Presentata, a Bari, una ricerca condotta dal Censis insieme al Ministero del Lavoro su 1.500 lavoratori immigrati regolari nelle sei regioni del Sud
BARI - Per lo più ha meno di trent' anni, è assunto da meno di due anni con la qualifica di operaio generico e al 50% ha un contratto a tempo indeterminato. Sono questi i tratti salienti di una ricerca condotta dal Censis insieme al Ministero del Lavoro su 1.500 lavoratori immigrati regolari nelle sei regioni del Sud interessate dal progetto finanziato dall' Unione Europea e dal Ministero del Lavoro in tema di immigrazione. A presentarla stasera a Bari il direttore generale dell' immigrazione del Ministero del lavoro, Maurizio Silveri, insieme alla responsabile del settore immigrazione del Censis, Anna Italia.
Il progetto finanziato che andrà avanti fino al 2005 vuole mettere a punto «strumenti che siano utili - ha specificato Silveri - alle decisioni istituzionali in materia di immigrazione; l' obiettivo è quello di monitorare l' immigrazione al Sud con strumenti che poi rimarranno appannaggio delle istituzioni interessate». Bari che nel programma è sede di un osservatorio sui temi dell' immigrazione, mentre Napoli lo è per i temi della discriminazione, potrebbe diventare così un «punto di riferimento fondamentale e sede europea del monitoraggio dei flussi migratori».
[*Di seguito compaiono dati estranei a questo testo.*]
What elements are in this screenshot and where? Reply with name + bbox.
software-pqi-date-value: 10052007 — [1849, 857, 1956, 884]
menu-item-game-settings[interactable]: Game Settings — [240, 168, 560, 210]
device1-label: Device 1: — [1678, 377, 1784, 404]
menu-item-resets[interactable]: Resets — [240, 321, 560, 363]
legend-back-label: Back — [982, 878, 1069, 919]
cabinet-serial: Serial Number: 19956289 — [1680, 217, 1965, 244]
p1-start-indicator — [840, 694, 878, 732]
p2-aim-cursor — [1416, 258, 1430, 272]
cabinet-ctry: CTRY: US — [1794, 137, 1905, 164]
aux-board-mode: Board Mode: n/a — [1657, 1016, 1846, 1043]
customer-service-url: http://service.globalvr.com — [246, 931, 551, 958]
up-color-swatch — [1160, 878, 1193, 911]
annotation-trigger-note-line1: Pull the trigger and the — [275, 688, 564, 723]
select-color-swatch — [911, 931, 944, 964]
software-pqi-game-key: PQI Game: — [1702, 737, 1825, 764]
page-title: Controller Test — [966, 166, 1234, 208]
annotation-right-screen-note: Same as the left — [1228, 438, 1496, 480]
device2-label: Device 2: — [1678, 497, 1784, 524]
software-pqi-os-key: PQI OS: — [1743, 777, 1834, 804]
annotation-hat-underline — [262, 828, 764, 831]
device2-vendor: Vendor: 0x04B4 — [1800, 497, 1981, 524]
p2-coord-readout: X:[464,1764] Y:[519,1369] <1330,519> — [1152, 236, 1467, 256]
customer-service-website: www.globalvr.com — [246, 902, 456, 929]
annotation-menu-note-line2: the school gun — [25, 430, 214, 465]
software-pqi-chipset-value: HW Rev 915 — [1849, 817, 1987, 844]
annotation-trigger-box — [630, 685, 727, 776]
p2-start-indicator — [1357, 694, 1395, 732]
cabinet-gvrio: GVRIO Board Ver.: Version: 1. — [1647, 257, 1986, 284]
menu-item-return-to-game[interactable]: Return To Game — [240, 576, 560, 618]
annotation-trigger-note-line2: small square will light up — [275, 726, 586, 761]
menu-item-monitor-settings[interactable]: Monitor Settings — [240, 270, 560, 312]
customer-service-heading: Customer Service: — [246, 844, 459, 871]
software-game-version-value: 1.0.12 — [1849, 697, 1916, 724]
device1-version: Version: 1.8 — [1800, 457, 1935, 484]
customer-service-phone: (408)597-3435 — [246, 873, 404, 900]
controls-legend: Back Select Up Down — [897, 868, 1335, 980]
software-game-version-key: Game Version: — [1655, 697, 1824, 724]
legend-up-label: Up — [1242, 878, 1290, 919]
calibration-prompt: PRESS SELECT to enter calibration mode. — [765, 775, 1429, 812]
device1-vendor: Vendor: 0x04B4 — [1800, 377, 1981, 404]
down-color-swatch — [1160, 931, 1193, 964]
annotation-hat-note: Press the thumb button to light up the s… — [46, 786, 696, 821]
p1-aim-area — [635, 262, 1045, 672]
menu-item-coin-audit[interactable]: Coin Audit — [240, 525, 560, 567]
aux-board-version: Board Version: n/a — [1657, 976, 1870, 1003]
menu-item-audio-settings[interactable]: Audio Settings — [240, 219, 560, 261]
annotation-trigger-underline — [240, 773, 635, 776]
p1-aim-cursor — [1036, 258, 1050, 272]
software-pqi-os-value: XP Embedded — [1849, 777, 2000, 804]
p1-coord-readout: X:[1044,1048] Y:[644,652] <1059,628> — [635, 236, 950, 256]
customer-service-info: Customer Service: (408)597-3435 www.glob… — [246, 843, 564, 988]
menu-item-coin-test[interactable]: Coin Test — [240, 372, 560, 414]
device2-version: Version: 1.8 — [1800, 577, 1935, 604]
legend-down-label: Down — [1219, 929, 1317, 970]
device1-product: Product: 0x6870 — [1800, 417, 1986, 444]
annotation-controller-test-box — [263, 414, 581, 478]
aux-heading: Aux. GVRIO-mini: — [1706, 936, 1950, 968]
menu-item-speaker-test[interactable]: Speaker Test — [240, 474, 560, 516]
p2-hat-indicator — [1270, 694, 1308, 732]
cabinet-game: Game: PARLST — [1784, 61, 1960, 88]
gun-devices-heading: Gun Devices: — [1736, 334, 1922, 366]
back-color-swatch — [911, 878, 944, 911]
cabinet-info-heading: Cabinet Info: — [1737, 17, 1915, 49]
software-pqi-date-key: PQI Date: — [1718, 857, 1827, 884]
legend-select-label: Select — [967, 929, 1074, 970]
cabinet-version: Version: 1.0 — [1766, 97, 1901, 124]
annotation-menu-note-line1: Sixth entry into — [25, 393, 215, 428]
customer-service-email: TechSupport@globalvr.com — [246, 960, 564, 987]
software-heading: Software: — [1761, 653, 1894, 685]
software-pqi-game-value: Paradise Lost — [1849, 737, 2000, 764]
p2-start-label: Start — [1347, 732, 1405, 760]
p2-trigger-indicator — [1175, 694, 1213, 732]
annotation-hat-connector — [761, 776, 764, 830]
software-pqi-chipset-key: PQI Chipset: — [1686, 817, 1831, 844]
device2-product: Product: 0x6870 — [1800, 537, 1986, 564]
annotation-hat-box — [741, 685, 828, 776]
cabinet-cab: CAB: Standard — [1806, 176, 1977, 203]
Dalla ricerca è emerso che - secondo quanto ha spiegato Anna Italia - in Puglia ci sono 70.000 immigrati tra coloro che sono in possesso del permesso di soggiorno, i regolarizzati ed i minori residenti. Tra le province pugliesi Bari è al primo posto con 20.000 immigrati e per la maggior parte questi provengono innanzitutto da Albania, da Romania e sono i più regolarizzati oltre ad una colonia più antica di mauriziani.
Sempre stando a quanto emerso dalla ricerca, il 13% dei 1.500 intervistati nelle sei regioni risultano sposati con un cittadino o una cittadina italiana e il 20% ha un figlio che frequenta la scuola italiana; altro dato rilevante è quello dell' integrazione laddove risulta che i più integrati sono gli appartenenti alle generazioni più giovani, anche grazie all' apporto della scuola.